TEST_F(ArrayContainsTest, integerWithNulls) {
  auto arrayVector = makeNullableArrayVector<int64_t>(
      {{1, 2, 3, 4},
       {3, 4, 5},
       {},
       {5, 6, std::nullopt, 7, 8, 9},
       {7, std::nullopt},
       {10, 9, 8, 7}});

  auto testContains = [&](std::optional<int64_t> search,
                          const std::vector<std::optional<bool>>& expected) {
    auto result = evaluate<SimpleVector<bool>>(
        "contains(c0, c1)",
        makeRowVector({
            arrayVector,
            makeConstant(search, arrayVector->size()),
        }));

    assertEqualVectors(makeNullableFlatVector<bool>(expected), result);
  };

  testContains(1, {true, false, false, std::nullopt, std::nullopt, false});
  testContains(3, {true, true, false, std::nullopt, std::nullopt, false});
  testContains(5, {false, true, false, true, std::nullopt, false});
  testContains(7, {false, false, false, true, true, true});
  testContains(-2, {false, false, false, std::nullopt, std::nullopt, false});
}

Tests for simple functions could benefit from using the evaluateOnce () template which takes SQL expression and scalar values for the inputs, evaluates the expression on a vector of length 1 and returns the scalar result. Here is an example of a test for simple function “sqrt”:

TEST_F(ArithmeticTest, sqrt) {
  constexpr double kDoubleMax = std::numeric_limits<double>::max();
  const double kNan = std::numeric_limits<double>::quiet_NaN();

  const auto sqrt = [&](std::optional<double> a) {
    return evaluateOnce<double>("sqrt(c0)", a);
  };

  EXPECT_EQ(1.0, sqrt(1));
  EXPECT_THAT(sqrt(-1.0), IsNan());
  EXPECT_EQ(0, sqrt(0));

  EXPECT_EQ(2, sqrt(4));
  EXPECT_EQ(3, sqrt(9));
  EXPECT_FLOAT_EQ(1.34078e+154, sqrt(kDoubleMax).value_or(-1));
  EXPECT_EQ(std::nullopt, sqrt(std::nullopt));
  EXPECT_THAT(sqrt(kNan), IsNan());
}

Function names

For both simple and vector functions, their names are case insensitive. Function names are converted to lower case automatically when the functions are registered and when they are resolved for a given expression.

The following names are reserved for special forms and cannot be used as function names:

  • and

  • or

  • cast

  • if

  • switch

  • coalesce

  • try

  • row_constructor

Function Resolution order

Vector functions have precedence over simple functions during function resolution. If a function foo has multiple implementations, then the order in which function resolution will proceed is as follows:

  1. Vector Function

  2. Simple Function which are generic free and variadic free

  3. Simple Function has variadic but generic free

  4. Simple Function has generic but no variadic of generic

  5. Simple function has variadic of generic

The available function with lowest rank is picked during function resolution. If there is more than one function with the same lowest rank, we count the number of concrete types in the signature and return the signature with highest concrete types count. (a concrete type is any type other than variadic or generic).

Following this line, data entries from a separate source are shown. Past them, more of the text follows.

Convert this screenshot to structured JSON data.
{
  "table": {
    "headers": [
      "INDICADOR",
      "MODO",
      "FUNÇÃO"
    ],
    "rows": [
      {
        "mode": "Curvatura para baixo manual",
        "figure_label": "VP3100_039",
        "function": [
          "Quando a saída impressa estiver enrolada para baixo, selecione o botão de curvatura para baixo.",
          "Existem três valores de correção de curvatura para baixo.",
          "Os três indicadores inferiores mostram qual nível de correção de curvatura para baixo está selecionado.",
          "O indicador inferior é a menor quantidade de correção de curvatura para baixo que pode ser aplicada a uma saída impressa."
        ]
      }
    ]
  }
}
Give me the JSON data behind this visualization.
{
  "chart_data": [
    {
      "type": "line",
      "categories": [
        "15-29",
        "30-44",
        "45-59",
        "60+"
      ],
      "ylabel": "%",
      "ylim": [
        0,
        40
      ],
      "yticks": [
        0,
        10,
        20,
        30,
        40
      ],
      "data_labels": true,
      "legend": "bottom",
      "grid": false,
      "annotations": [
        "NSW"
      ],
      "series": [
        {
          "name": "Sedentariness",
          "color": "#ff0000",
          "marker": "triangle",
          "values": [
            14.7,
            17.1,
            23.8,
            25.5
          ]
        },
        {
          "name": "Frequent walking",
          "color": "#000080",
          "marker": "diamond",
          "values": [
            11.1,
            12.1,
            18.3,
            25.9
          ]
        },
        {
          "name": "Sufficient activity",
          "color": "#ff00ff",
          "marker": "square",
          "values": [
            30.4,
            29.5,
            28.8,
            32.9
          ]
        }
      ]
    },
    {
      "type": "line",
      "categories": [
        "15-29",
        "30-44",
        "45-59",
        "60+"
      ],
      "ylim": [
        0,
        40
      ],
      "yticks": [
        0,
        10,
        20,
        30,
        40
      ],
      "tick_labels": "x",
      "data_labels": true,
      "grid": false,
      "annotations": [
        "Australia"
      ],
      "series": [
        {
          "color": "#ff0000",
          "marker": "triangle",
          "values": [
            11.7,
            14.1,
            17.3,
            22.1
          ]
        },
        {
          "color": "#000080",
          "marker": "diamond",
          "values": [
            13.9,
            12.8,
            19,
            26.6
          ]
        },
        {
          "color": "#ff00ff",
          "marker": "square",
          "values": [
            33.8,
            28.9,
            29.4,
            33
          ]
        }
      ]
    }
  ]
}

For example: consider the two signatures bellow which are both of type 4.

void call(bool& out, const int& , const Any& , const& Variadic<int>)    // concrete types = 2
void call(bool& out, const int& , const Any& ,const Any&)               // concrete types = 1

When both of them are valid for a given input, the first one will be picked since it has more concrete types. When number of concrete types are the same, the call is ambiguous, and it’s undefined which function is called.

Benchmarking

Add a benchmark using folly::Benchmark framework and FunctionBenchmarkBase from velox/functions/lib/benchmarks/FunctionBenchmarkBase.h as a base class. Benchmarks are a great way to check if an optimization is working, evaluate how much benefit it brings and decide whether it is worth the additional complexity.

Documenting

If a function implements Presto semantics, document it by adding an entry to one of the *.rst files in velox/docs/functions. Each file documents a set of related functions. E.g. math.rst contains all of the mathematical functions, while array.rst file contains all of the array functions. Within a file, functions are listed in alphabetical order.